In der Türkei hingegen mehren sich die Fälle der Rückkehr in die ursprünglichen Kirchen. Schon immer gab es christenfreundliche Muslime, die ihnen anvertraute Kleinkinder beschnitten, mit Muslimnamen versehen und bis zur Volljährigkeit islamisch erzogen hatten. Dann aber brachten sie diese in eine christliche Umgebung und stellten sie dort mit einem Stammkapital auf die eigenen Füße. So geschehen z.B. mit Kindern eines ermordeten griechisch-orthodoxen Pfarrers, die 1943 dann der Pfarrgemeinde auf der Insel Prinkipos bei Istanbul anvertraut wurden. Dort entwickelte sich in den letzten Jahren eine Marienkirche am Goldenen Horn zur Anlaufstelle für „auftauchende“ Geheimchristen. Der inzwischen verstorbene Geistliche unterwies sie in allem Nötigen, nahm sie auch förmlich in die Kirche auf und schickte sie in andere Städte oder Länder weiter. In der Türkei ist die Abkehr vom Islam zwar nicht wie in anderen Muslimstaaten verboten. Doch setzen sich Konvertiten in ihrem Bekanntschaftskreis gesellschaftlicher Ächtung und oft sogar Gewalt aus.

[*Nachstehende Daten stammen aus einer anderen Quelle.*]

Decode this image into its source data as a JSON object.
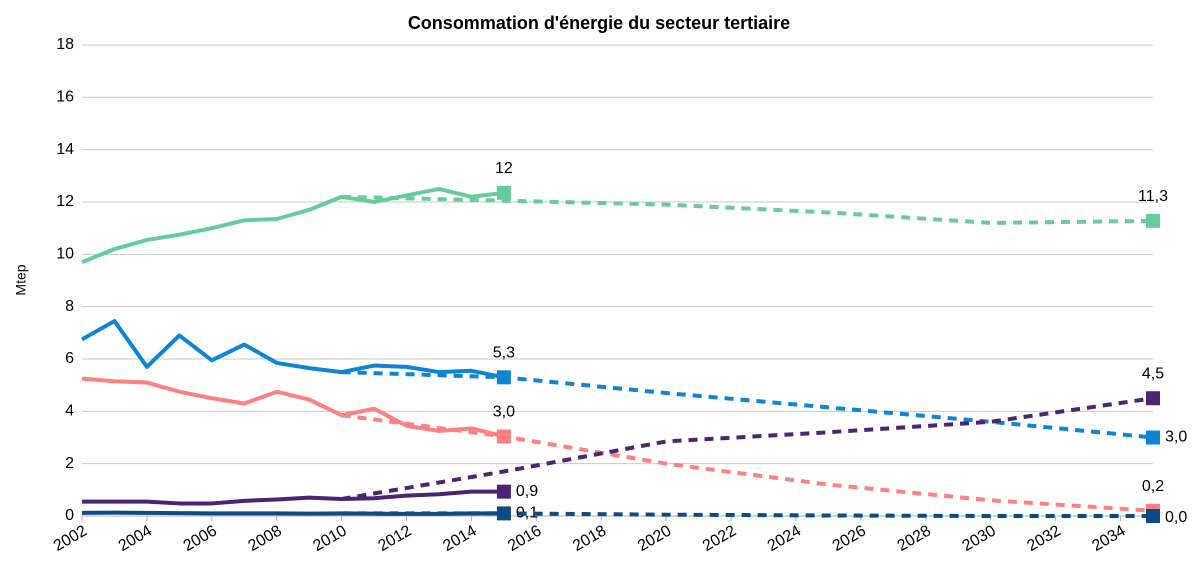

Soweit die jüngere, vor bald hundert Jahren entstandene Gruppe türkischer Geheimchristen. Über die älteren von ihnen gibt die Tübinger Dissertation von Fotiadis Aufschluss: „Die Islamisierung Kleinasiens und die Kryptochristen des Pontos“ (1985). Sie finden sich seit den Anfängen des Osmanenreichs und sind zum ersten Mal ausdrücklich nach Eroberung der alten Konzilsstadt Nicäa (Isnik) durch Sultan Orhan I. 1330 erwähnt. Damals trat ein großer Teil der Bevölkerung äußerlich zum Islam über, hielt aber insgeheim am Christentum fest. 1338 und dann nochmals 1340 bestätigte ihnen der Ökumenische Patriarch Johannes Kalekas, weiter der Kirche anzugehören und des Ewigen Heils gewiss zu sein. Theologisch gerechtfertigt wurde ihre Verbindung von Moschee und Kirche mit dem Beispiel der Apostel und frühen Christen, zuerst in den Synagogen zu beten und darauf unter sich „das Brot zu brechen“.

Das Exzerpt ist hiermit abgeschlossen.